Unlike Git LFS, we don’t just store the files. We use content-defined chunking and Merkle Trees to dedupe against everything in history. This allows small changes in large files to be stored compactly. Read more here: https://xethub.com/assets/docs/how-xet-deduplication-works
Today, XetHub works for 1 TB repositories, and we plan to scale to 100 TB in the next year. Our implementation is in Rust (client & cache + storage) and our web application is written in Go. XetHub includes a GitHub-like web interface that provides automatic CSV summaries and allows custom visualizations using Vega. Even at 1 TB, we know downloading an entire repository is painful, so we built git-xet mount - which, in seconds, provides a user-mode filesystem view over the repo.

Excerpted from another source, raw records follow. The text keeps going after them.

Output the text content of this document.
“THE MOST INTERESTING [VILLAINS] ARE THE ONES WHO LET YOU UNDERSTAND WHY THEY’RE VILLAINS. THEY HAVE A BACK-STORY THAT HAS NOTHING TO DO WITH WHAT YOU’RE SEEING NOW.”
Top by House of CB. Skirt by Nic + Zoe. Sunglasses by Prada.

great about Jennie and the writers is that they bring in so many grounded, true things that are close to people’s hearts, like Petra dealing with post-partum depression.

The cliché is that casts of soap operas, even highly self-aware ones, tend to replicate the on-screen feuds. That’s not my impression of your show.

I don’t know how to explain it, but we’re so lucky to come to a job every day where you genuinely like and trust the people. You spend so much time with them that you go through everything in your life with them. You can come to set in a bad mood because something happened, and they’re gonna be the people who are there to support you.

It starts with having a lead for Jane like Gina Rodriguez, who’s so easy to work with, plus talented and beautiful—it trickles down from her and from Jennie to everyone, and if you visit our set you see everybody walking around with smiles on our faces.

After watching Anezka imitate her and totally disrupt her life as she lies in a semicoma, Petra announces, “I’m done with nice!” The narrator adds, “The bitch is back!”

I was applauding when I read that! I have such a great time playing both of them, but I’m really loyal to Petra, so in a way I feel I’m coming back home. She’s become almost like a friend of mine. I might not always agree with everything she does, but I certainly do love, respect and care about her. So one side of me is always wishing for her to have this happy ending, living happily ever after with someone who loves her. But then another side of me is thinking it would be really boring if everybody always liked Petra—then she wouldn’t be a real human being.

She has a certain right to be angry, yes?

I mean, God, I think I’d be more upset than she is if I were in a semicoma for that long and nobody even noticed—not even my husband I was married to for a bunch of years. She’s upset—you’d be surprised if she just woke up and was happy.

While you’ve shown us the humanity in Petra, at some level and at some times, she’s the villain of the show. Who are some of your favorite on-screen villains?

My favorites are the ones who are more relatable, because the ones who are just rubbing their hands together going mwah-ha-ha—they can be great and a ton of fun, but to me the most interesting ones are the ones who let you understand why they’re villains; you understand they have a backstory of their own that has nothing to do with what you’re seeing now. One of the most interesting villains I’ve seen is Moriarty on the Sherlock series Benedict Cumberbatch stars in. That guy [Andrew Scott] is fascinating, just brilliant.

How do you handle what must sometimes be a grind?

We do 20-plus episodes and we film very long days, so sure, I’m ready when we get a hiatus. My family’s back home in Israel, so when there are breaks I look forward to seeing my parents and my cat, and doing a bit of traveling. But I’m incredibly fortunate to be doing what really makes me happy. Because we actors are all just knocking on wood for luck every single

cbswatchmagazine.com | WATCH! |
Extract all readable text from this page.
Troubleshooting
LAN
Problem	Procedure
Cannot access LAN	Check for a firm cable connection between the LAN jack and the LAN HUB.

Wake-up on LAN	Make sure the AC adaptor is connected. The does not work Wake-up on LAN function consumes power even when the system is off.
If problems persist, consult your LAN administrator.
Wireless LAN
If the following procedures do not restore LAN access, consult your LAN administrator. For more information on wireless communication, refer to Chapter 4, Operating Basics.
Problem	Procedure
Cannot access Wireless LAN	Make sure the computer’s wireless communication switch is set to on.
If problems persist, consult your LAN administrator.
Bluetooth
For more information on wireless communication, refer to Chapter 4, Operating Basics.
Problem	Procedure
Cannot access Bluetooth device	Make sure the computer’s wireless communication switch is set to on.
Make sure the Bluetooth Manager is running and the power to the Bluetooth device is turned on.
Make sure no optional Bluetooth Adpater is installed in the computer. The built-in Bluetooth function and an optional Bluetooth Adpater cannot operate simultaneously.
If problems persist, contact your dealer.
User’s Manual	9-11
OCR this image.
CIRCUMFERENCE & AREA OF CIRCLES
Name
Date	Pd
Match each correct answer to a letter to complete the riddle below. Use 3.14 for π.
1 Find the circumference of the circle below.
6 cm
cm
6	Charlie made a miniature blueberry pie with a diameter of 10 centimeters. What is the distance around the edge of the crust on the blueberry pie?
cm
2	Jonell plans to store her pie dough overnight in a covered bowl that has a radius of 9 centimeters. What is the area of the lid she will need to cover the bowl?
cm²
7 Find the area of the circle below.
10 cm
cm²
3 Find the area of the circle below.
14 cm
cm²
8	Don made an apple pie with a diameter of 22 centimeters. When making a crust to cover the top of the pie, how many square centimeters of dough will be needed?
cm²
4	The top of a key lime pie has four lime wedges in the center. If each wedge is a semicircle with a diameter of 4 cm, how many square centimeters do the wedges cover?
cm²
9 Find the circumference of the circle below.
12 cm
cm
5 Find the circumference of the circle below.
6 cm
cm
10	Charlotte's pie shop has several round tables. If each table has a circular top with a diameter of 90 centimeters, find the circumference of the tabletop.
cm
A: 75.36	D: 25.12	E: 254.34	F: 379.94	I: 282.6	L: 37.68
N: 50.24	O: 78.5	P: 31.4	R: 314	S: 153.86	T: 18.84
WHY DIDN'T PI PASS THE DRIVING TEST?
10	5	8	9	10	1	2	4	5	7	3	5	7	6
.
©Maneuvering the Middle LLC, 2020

XetHub is available today (Linux & Mac today, Windows coming soon) and we would love your feedback!
Read more here:
- https://xetdata.com/blog/2022/10/15/why-xetdata
- https://xetdata.com/blog/2022/12/13/introducing-xethub
If you're interested in something you can self-host... I work on Pachyderm (https://github.com/pachyderm/pachyderm), which doesn't have a Git-like interface, but also implements data versioning. Our approach de-duplicates between files (even very small files), and our storage algorithm doesn't create objects proportional to O(n) directory nesting depth as Xet appears to. (Xet is very much like Git in that respect.)
The data versioning system enables us to run pipelines based on changes to your data; the pipelines declare what files they read, and that allows us to schedule processing jobs that only reprocess new or changed data, while still giving you a full view of what "would" have happened if all the data had been reprocessed. This, to me, is the key advantage of data versioning; you can save hundreds of thousands of dollars on compute. Being able to undo an oopsie is just icing on the cake.
Xet's system for mounting a remote repo as a filesystem is a good idea. We do that too :)